Taraflar arasında görülen davada;
Davacı, 729, 730 ve 731 parsel sayılı taşınmazların maliki olduğunu, taşınmazlar üzerinde yer alan gazino ve kahvehane vasfındaki yerleri bedelsiz kullanması için davalıların miras bırakanı olan oğlu B."e izin verdiğini, ancak B.in ölümünden sonra buraları işletmeye devam eden davalılara muvafakatı bulunmadığını, davalılardan taşınmazları boşaltmalarını istemesine rağmen işgal etmeye devam ettiklerini ileri sürüp, elatmanın önlenmesine karar verilmesini istemiştir.
Davalılar, kiracılık ilişkisi ile dava konusu taşınmazları kullandıklarını bildirip, davanın reddini savunmuşlardır.
Mahkemece, davalıların kayden davacıya ait taşınmazlara elatmasının sabit olduğu gerekçesiyle davanın kabulüne karar verilmiştir.
Karar, davalılar vekili tarafından süresinde temyiz edilmiş olmakla; Tetkik Hakimi raporu okundu, düşüncesi alındı. Dosya incelendi, gereği görüşülüp, düşünüldü.
Dava, çaplı taşınmaza elatmanın önlenmesi isteğine ilişkindir.
Mahkemece, davanın kabulüne karar verilmiştir.
Davacı, kayden maliki olduğu taşınmazlar üzerindeki gazino ve kahve vasfındaki yerleri işletmesi için davalıların miras bırakanı olan oğlu B."e izin verdiğini, onun ölümünden sonra muvafakatını geri aldığını davalılara bildirdiği halde işgallerine son vermediklerini ileri sürerek, eldeki davayı açmıştır.
Davalılar, kiracılık savunmasında bulunmuşlardır.

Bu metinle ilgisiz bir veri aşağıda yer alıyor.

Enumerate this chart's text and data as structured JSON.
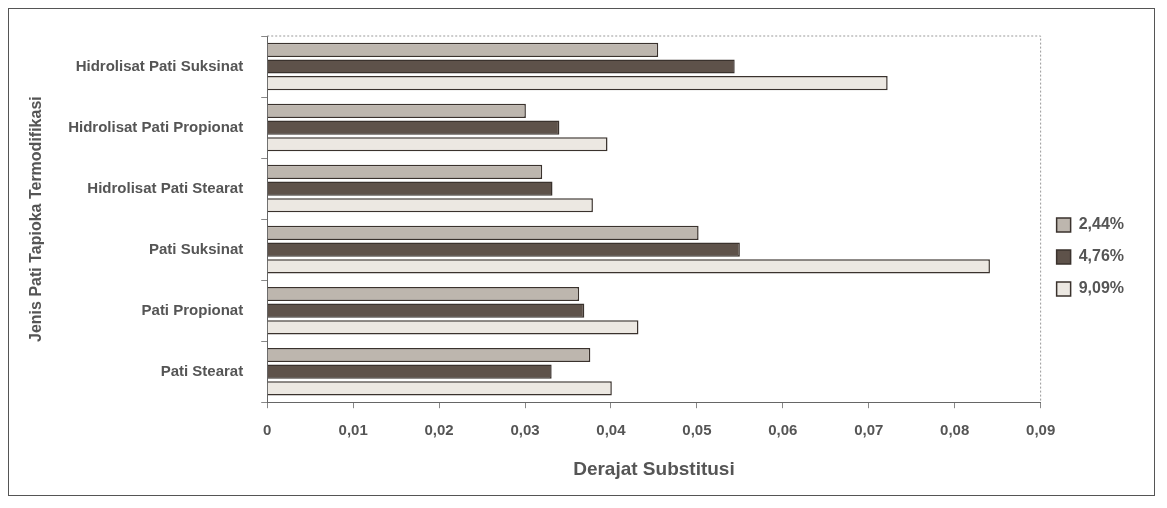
{
  "chart_data": {
    "type": "bar",
    "orientation": "horizontal",
    "xlabel": "Derajat Substitusi",
    "ylabel": "Jenis Pati Tapioka Termodifikasi",
    "categories": [
      "Hidrolisat Pati Suksinat",
      "Hidrolisat Pati Propionat",
      "Hidrolisat Pati Stearat",
      "Pati Suksinat",
      "Pati Propionat",
      "Pati Stearat"
    ],
    "series": [
      {
        "name": "2,44%",
        "color": "#bdb6ae",
        "values": [
          0.0455,
          0.0301,
          0.032,
          0.0502,
          0.0363,
          0.0376
        ]
      },
      {
        "name": "4,76%",
        "color": "#5e524a",
        "values": [
          0.0544,
          0.034,
          0.0332,
          0.055,
          0.0369,
          0.0331
        ]
      },
      {
        "name": "9,09%",
        "color": "#ece8e2",
        "values": [
          0.0722,
          0.0396,
          0.0379,
          0.0841,
          0.0432,
          0.0401
        ]
      }
    ],
    "xlim": [
      0,
      0.09
    ],
    "xticks": [
      0,
      {
        "value": 0.01,
        "label": "0,01"
      },
      {
        "value": 0.02,
        "label": "0,02"
      },
      {
        "value": 0.03,
        "label": "0,03"
      },
      {
        "value": 0.04,
        "label": "0,04"
      },
      {
        "value": 0.05,
        "label": "0,05"
      },
      {
        "value": 0.06,
        "label": "0,06"
      },
      {
        "value": 0.07,
        "label": "0,07"
      },
      {
        "value": 0.08,
        "label": "0,08"
      },
      {
        "value": 0.09,
        "label": "0,09"
      }
    ],
    "grid": false,
    "legend": "right"
  }
}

Dosya içeriği ve toplanan delillerden; dava konusu taşınmazların restorant ve kamping olarak işletilmek üzere davacı tarafından 01.01.2005 başlangıç tarihli kira sözleşmesi ile davalıların miras bırakanı olan B."e kiraya verildiği görülmektedir. Davalıların miras bırakanının kira sözleşmesinde imzasının bulunmaması sonuca etkili değildir. Böyle bir sözleşmenin düzenlendiğine davacının bir itirazı bulunmadığına göre kira sözleşmesinin varlığının kabulü gerekir.
Bu durumda, davalıların miras bırakanı ile kurulan kira ilişkisine dayalı olarak taşınmazları tasarruf ettikleri değerlendirildiğinde bu tasarrufun yasal olmadığı ya da haklı bir nedene dayanmadığı ileri sürülemez.

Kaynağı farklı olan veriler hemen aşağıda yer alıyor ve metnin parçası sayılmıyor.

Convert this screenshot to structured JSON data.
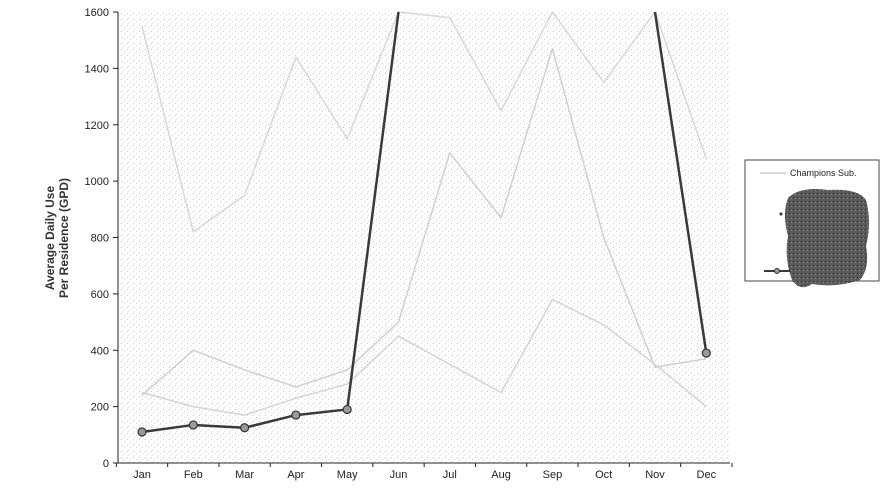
{
  "chart_data": {
    "type": "line",
    "title": "",
    "xlabel": "",
    "ylabel_lines": [
      "Average Daily Use",
      "Per Residence (GPD)"
    ],
    "categories": [
      "Jan",
      "Feb",
      "Mar",
      "Apr",
      "May",
      "Jun",
      "Jul",
      "Aug",
      "Sep",
      "Oct",
      "Nov",
      "Dec"
    ],
    "ylim": [
      0,
      1600
    ],
    "yticks": [
      "0",
      "200",
      "400",
      "600",
      "800",
      "1000",
      "1200",
      "1400",
      "1600"
    ],
    "grid": false,
    "legend_position": "right",
    "series": [
      {
        "name": "Champions Sub.",
        "color": "#d8d8d8",
        "marker": false,
        "values": [
          1550,
          820,
          950,
          1440,
          1150,
          1600,
          1580,
          1250,
          1600,
          1350,
          1600,
          1080
        ]
      },
      {
        "name": "",
        "color": "#d0d0d0",
        "marker": false,
        "values": [
          240,
          400,
          330,
          270,
          330,
          500,
          1100,
          870,
          1470,
          800,
          340,
          370
        ]
      },
      {
        "name": "",
        "color": "#d4d4d4",
        "marker": false,
        "values": [
          250,
          200,
          170,
          230,
          280,
          450,
          350,
          250,
          580,
          490,
          350,
          200
        ]
      },
      {
        "name": "",
        "color": "#3a3a3a",
        "marker": true,
        "values": [
          110,
          135,
          125,
          170,
          190,
          1600,
          null,
          null,
          null,
          null,
          1600,
          390
        ]
      }
    ]
  }
}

Koşulları var ise ancak tahliye davasına konu olabileceği kuşkusuzdur.Hal böyle olunca, davanın reddine karar verilmesi gerekirken yanılgılı gerekçelerle yazılı olduğu üzere hüküm kurulmuş olması doğru değildir.
Davalıların, temyiz itirazları yerindedir. Kabulüyle hükmün (6100 sayılı Yasanın geçici 3.maddesine göre) HUMK."nun 428.maddesi gereğince BOZULMASINA, alınan peşin harcın temyiz edene geri verilmesine, 02.11.2011 tarihinde oybirliğiyle karar verildi.